Show Title: Measure for Measure

Director: Emily MacLeod

Assistant Directors: Taylor Lamb, Molly Harper

Production Interns: Maddie Miller, Grace Wallis

Rehearsal Room: Deming

 

What we did:

Textual analysis! We read through Act 2.2 of the play together, putting into practice the tools we learned from our verse and rhetoric classes on Tuesday to scan each line for rhythmic-emotional cues from the characters. After scanning, we paraphrase-read through the scenes to give us a deeper, more personal understanding of our texts – an activity that resulted in MANY a chuckle. We ended the day by sharing individual work we’d done for some of our songs. Ben (Claudio/Servant) and Dagny (Mariana/Froth) surprised us all with a BEAUTIFUL self-arranged acoustic version of Mariana’s main song.
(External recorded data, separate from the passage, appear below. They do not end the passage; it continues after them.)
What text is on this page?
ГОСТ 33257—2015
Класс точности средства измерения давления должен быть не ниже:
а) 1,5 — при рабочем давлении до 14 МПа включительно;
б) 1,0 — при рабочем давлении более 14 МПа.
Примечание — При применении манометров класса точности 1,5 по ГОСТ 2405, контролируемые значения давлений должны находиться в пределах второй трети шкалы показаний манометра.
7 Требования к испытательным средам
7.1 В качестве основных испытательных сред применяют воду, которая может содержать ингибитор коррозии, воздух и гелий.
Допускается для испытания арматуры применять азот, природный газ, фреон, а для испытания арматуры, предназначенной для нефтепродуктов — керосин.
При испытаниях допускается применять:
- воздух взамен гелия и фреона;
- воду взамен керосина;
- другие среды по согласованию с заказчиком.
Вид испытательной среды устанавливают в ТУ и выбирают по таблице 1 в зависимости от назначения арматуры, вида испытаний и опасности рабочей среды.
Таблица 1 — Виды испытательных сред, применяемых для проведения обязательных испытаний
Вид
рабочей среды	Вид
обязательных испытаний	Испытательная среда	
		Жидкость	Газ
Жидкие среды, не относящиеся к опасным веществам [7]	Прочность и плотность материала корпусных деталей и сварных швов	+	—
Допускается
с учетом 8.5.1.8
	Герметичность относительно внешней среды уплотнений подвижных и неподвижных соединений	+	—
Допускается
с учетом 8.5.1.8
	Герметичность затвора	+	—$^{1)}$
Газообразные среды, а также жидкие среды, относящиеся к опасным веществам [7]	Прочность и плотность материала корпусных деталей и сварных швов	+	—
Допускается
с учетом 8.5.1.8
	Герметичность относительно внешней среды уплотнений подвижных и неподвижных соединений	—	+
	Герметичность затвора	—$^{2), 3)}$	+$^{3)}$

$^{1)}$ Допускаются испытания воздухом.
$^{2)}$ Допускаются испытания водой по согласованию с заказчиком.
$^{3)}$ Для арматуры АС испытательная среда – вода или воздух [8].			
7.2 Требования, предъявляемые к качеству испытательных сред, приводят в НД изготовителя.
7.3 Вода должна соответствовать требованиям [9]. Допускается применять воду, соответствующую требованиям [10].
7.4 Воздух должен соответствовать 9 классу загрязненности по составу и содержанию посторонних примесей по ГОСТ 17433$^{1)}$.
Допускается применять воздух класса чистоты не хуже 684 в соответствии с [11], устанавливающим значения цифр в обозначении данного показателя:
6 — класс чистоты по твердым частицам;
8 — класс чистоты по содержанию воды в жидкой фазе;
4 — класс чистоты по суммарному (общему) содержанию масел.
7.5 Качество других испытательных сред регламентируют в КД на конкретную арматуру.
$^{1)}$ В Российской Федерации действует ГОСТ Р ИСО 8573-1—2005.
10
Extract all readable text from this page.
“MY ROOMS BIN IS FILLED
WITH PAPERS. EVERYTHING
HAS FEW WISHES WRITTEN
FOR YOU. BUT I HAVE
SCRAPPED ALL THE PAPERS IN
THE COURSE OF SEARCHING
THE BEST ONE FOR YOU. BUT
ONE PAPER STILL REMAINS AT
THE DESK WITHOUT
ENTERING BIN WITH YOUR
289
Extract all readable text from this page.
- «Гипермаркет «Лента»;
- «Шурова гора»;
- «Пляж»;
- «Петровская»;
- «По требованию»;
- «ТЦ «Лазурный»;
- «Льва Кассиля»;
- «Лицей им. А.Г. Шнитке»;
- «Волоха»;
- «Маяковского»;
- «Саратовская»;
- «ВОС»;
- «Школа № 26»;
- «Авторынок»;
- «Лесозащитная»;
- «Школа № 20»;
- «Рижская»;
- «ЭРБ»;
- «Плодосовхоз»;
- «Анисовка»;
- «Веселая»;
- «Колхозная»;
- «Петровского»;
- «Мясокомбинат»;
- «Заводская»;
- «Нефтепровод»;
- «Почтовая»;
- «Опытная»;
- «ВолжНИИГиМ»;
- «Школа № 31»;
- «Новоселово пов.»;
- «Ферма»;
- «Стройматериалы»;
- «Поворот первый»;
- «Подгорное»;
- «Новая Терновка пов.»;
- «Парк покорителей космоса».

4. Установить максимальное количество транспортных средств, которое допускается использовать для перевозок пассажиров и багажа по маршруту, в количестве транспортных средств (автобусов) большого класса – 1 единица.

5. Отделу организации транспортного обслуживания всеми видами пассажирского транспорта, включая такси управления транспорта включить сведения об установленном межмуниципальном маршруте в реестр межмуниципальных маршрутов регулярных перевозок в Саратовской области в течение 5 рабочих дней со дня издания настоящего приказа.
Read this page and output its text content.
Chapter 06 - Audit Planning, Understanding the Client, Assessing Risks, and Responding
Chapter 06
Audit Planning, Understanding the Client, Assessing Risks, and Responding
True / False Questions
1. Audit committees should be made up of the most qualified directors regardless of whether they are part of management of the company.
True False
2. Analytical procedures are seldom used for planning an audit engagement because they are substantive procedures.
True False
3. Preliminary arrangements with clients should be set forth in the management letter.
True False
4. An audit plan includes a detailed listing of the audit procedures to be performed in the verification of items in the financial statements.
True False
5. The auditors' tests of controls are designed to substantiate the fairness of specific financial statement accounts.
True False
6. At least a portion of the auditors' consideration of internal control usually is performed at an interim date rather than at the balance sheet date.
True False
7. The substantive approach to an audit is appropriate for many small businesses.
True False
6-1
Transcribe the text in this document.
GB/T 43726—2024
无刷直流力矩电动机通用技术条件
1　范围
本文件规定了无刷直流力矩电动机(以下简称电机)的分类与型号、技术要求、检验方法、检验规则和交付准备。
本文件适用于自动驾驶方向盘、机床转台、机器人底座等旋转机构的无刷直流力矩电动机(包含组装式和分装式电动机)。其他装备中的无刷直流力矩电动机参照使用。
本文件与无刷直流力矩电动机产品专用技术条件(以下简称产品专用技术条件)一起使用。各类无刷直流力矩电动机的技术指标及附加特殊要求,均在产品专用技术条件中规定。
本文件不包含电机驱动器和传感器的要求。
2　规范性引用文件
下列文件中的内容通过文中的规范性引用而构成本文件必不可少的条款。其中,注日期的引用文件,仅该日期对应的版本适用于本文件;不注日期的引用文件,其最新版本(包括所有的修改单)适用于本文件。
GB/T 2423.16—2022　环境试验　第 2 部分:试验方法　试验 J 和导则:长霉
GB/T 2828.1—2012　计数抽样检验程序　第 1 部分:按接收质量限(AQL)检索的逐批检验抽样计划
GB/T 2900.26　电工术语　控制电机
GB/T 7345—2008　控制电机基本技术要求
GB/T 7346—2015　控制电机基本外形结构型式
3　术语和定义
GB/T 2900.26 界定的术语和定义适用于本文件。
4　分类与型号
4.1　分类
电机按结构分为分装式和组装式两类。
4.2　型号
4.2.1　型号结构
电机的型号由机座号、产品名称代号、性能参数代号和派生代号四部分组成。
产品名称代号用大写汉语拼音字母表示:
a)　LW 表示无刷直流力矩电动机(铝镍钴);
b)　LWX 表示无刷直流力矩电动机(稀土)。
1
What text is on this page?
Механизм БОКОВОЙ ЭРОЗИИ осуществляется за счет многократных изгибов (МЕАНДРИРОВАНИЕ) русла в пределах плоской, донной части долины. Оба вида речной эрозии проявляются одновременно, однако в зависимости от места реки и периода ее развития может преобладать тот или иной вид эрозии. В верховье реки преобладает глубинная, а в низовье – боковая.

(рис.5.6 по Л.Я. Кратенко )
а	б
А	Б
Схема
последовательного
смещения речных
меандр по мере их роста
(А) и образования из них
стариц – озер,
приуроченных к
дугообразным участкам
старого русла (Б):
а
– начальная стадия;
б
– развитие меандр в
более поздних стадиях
No spoilers but the song is undoubtedly going to be a showSTOPPER two weeks from now!

 

Quick and Quotable

 

From the play:

“Hence we shall see, If power change purpose, what our seemers be.”

– The Duke (Act 1, Scene 4)

 

From the director:

We’re wading through the text like this because it’s all about exploring different possibilities before we settle on any one. So when we finally bring this work to life on our feet and discover even more onstage, we’ll have so many options with which to navigate our story.

 

From the cast:

“Much tardiness?!?!”

– Olivia Gorra (Isabella) paraphrasing her line “Too late? Why no!” (line 342, Act 2, Sc. 2).

 

Production Insights:

When I do verse analysis of Shakespeare, I am surprised again and again by the pure, pulsing efficiency of the text. This is largely because Shakespeare’s plays were recorded from aural memorization. His fellow actors and good friends John Heminges and Henry Condell created the First Folio seven years after Shakespeare’s death largely from memory, because (1) there was no dictionary for the English language in the late 16th and early 17th centuries, and (2) mass printing was still too expensive for playwrights to preserve their work on a large scale. As a result, the text is literally written for the ear. Listening to the cast read through and scan the text today was another one of those surprises. Having grown up in a jazz-obsessed family, I loved hearing the cadences in the text where the characters break form and rhythm. It was a brilliant reminder of the irony with which we (myself included!) hype up ~iambic pentameter~ and Shakespeare with so much mystery. Because it really isn’t the “clean” verse itself that holds the power and magic of the Bard. Yes, it can be pretty when it’s regular, but it can also be hideously annoying (I guess this is me outing myself as a strong disliker of Midsummer. Sue me.). Rather, the story is told in the cracks where the verse is broken, murky, and mangled… A larger metaphor for life? Our current political disfunction?? Today’s climate crisis??? I guess you’ll just have to see our production of Measure for Measure to find out.